Overmixing the dumpling batter or cooking the dumplings too long can cause them to fall apart. Be gentle when stirring the batter, and cook the dumplings only until they are just fluffy and cooked through.

A black cast iron dutch oven filled with a homemade chicken and dumplings recipe, with a ladle spooning some out.
A black cast iron pot filled with chicken and dumplings, with a ladle lifting some out.

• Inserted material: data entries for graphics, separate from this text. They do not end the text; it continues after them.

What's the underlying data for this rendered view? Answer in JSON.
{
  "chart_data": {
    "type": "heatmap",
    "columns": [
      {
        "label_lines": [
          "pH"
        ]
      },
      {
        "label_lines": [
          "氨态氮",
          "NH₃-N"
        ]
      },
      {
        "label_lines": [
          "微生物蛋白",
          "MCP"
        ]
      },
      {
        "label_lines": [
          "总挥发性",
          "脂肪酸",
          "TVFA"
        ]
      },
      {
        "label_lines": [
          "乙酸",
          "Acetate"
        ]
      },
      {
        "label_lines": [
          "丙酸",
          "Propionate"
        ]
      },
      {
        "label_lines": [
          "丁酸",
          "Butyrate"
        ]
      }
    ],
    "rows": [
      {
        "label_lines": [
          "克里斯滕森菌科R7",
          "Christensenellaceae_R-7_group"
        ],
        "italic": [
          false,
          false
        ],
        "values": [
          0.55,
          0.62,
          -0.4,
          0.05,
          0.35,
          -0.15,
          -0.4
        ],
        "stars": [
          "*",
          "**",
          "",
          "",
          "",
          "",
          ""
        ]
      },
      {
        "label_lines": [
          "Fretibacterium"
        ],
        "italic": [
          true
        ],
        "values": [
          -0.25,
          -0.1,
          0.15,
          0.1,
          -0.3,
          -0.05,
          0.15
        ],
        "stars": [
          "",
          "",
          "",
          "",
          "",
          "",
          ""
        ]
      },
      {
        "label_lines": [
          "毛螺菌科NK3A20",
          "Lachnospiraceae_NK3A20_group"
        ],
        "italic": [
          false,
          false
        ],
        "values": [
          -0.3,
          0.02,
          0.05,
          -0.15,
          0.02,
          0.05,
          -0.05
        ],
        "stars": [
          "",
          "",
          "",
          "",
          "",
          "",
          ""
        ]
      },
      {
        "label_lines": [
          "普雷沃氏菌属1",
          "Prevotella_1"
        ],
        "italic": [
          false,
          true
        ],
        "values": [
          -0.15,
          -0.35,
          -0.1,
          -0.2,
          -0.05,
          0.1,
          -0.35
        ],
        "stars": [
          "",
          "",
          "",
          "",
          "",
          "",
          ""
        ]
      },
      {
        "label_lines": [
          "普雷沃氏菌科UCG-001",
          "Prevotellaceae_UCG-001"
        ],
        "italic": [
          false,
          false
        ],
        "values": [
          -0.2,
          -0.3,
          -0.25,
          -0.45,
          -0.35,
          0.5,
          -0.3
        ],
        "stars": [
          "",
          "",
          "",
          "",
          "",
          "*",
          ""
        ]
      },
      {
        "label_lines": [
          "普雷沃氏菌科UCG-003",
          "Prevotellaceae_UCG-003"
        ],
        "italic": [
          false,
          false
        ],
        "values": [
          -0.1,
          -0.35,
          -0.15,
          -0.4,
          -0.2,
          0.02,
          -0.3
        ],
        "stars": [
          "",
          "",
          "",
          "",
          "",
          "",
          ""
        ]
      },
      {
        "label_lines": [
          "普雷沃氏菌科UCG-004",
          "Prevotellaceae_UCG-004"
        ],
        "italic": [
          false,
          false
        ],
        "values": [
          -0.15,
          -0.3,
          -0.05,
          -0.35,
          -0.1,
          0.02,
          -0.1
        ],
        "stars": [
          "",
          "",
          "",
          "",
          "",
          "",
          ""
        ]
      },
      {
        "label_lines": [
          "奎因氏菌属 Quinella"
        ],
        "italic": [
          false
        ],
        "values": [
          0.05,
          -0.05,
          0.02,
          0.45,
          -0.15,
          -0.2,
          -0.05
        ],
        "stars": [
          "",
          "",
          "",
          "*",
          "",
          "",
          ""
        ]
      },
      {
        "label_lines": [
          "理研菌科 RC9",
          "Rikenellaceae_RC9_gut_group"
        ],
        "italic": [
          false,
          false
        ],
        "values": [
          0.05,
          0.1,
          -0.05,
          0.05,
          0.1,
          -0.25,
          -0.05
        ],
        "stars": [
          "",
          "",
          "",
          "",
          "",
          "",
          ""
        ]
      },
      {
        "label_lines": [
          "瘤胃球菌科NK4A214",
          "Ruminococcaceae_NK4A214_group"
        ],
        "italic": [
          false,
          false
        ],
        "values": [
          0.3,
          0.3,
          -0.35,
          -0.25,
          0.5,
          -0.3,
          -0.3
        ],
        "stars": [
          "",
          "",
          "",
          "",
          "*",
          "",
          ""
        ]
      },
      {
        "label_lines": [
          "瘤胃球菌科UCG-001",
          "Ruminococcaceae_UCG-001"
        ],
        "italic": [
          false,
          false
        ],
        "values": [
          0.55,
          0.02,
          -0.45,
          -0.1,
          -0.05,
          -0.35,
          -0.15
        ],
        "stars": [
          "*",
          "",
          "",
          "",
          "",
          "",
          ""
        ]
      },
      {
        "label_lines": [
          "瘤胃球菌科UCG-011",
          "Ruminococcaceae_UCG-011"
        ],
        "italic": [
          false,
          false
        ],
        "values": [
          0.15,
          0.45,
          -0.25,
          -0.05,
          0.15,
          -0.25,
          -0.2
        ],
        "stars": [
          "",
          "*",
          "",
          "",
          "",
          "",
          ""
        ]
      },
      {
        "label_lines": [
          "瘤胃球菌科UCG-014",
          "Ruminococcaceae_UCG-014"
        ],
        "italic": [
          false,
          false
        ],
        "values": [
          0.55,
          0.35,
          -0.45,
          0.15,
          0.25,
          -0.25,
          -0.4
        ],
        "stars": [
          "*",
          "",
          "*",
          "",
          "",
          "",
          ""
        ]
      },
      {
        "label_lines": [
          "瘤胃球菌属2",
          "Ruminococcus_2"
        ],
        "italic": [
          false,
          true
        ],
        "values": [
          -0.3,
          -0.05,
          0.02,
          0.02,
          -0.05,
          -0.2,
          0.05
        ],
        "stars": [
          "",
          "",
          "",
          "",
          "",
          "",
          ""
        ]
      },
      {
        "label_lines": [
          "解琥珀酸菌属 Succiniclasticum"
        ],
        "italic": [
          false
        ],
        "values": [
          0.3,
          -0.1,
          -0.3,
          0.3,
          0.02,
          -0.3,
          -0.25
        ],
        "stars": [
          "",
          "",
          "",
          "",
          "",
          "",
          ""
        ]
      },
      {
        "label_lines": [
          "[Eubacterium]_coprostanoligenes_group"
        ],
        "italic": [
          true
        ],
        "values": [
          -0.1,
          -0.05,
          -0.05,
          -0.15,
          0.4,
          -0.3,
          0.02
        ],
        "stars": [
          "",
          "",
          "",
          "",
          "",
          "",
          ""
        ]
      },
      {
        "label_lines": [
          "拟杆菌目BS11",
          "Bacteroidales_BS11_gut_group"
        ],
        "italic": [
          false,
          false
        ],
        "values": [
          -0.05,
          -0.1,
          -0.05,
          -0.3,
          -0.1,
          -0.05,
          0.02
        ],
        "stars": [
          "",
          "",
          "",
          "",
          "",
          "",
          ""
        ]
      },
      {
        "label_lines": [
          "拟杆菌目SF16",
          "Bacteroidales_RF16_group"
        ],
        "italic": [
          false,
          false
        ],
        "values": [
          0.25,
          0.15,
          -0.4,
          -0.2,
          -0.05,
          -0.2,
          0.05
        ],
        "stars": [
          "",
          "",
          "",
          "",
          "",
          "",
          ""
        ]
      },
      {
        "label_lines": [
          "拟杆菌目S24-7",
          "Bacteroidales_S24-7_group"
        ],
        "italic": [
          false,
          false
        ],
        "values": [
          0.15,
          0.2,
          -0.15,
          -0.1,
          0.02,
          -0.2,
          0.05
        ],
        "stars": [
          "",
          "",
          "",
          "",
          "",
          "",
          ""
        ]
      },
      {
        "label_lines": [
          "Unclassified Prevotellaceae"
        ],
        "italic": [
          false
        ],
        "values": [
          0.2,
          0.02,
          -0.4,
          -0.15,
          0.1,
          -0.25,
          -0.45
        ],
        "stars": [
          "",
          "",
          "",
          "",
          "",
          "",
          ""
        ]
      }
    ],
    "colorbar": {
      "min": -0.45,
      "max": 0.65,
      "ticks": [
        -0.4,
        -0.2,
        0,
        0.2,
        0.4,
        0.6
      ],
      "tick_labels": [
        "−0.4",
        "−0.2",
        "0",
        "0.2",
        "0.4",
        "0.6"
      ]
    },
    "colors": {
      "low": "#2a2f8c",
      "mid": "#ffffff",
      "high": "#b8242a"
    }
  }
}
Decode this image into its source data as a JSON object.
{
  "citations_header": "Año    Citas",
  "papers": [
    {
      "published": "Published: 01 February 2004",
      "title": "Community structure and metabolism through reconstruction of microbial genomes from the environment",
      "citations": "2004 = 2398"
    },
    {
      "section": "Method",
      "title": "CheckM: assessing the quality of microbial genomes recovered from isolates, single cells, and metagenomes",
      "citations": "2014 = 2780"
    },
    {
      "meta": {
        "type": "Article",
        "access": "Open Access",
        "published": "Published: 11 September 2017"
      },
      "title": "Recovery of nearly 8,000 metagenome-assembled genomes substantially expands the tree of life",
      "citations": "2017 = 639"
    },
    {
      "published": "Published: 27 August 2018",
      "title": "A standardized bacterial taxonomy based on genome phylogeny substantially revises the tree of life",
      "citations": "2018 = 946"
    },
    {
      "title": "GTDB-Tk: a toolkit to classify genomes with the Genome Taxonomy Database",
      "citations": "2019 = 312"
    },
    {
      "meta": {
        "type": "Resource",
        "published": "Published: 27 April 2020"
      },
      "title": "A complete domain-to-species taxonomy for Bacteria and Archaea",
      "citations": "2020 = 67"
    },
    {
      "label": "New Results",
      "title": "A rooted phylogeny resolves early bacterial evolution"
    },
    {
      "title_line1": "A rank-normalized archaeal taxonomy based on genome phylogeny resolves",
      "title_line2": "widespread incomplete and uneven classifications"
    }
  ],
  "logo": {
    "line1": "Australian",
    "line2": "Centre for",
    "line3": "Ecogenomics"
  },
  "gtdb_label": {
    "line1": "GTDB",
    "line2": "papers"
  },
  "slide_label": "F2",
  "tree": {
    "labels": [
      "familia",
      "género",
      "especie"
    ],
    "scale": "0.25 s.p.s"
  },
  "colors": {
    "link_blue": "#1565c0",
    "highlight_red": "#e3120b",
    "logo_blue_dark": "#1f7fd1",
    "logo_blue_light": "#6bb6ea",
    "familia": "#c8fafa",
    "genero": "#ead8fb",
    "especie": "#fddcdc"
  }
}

Old Fashioned Chicken and Dumplings

With mushrooms for big umami flavor and bright lemon zest in the dumpling dough, this is the best Homemade Chicken and Dumplings recipe that you'll want to make again and again!
4.8 from 5 ratings

Ingredients

For the Chicken Stew:

  • 3 tablespoons unsalted butter divided
  • 1 ¼ pounds boneless skinless chicken thighs chopped
  • 8 ounces button mushrooms chopped
  • 3 garlic cloves minced
  • 2 carrots peeled and chopped
  • 2 stalks celery chopped
  • ½ large yellow onion chopped
  • ¼ cup all-purpose flour
  • ½ cup dry white wine
  • 1 bay leaf
  • 6 cups chicken stock
  • 2 teaspoons fresh thyme leaves
  • 1 teaspoon kosher salt
  • ½ teaspoon ground black pepper

For the Dumplings:

  • 1 ¾ cups all-purpose flour
  • 1 tablespoon baking powder
  • 1 teaspoon dried parsley
  • 1 teaspoon grated fresh lemon zest
  • ¼ teaspoon kosher salt
  • 1 ½ cups heavy cream

Instructions

Make the Chicken Stew:

  • Heat 1 tablespoon butter in large Dutch oven over medium-high heat. Add chicken and cook 6 to 8 minutes or until no obvious raw spots remain on the outside of the chicken, stirring frequently (chicken does not need to be fully cooked at this point). Transfer chicken to plate.
  • Add remaining 2 tablespoons butter to pot and lower heat to medium. Add mushrooms and cook 4 minutes or until they start to soften, stirring frequently. Add garlic, carrots, celery and onion. Cook 6 to 8 minutes or until vegetables are softened.
  • Add flour and cook 30 seconds, stirring constantly. Stir in wine and cook 30 seconds. 
  • Stir in bay leaf, stock, thyme, salt, pepper and chicken. Heat to boiling over medium-high heat, then reduce heat to medium-low. 
  • Let simmer while you make dumplings.

Make the Dumplings:

  • In large bowl, whisk flour, baking powder, parsley, lemon zest and salt until well combined. 
  • While stirring with a wooden spoon, gradually add cream until all cream is incorporated.
  • Spoon dumpling dough in big 2 tablespoon-ish dollops over stew, covering the entire surface of the stew. 
  • Cover pot and simmer on medium-low 20 minutes or until dumplings are firm to the touch and cooked through.

Notes

  • Since the chicken stock makes up so much of this dish, by volume, choose a good quality brand for the best flavor. If you have homemade chicken stock, now’s the time to use it!
  • Don’t overmix the dumpling batter to ensure a light and fluffy texture.
  • When dropping spoonfuls of dumpling batter over the stew, try to maintain more or less uniform sizes so that the dumplings cook evenly.
Calories: 648kcal, Carbohydrates: 49g, Protein: 32g, Fat: 35g, Saturated Fat: 19g, Polyunsaturated Fat: 3g, Monounsaturated Fat: 10g, Trans Fat: 0.2g, Cholesterol: 179mg, Sodium: 1170mg, Potassium: 853mg, Fiber: 3g, Sugar: 8g, Vitamin A: 4571IU, Vitamin C: 6mg, Calcium: 206mg, Iron: 4mg
This website provides estimated nutrition information as a courtesy only. You should calculate the nutritional information with the actual ingredients used in your recipe using your preferred nutrition calculator.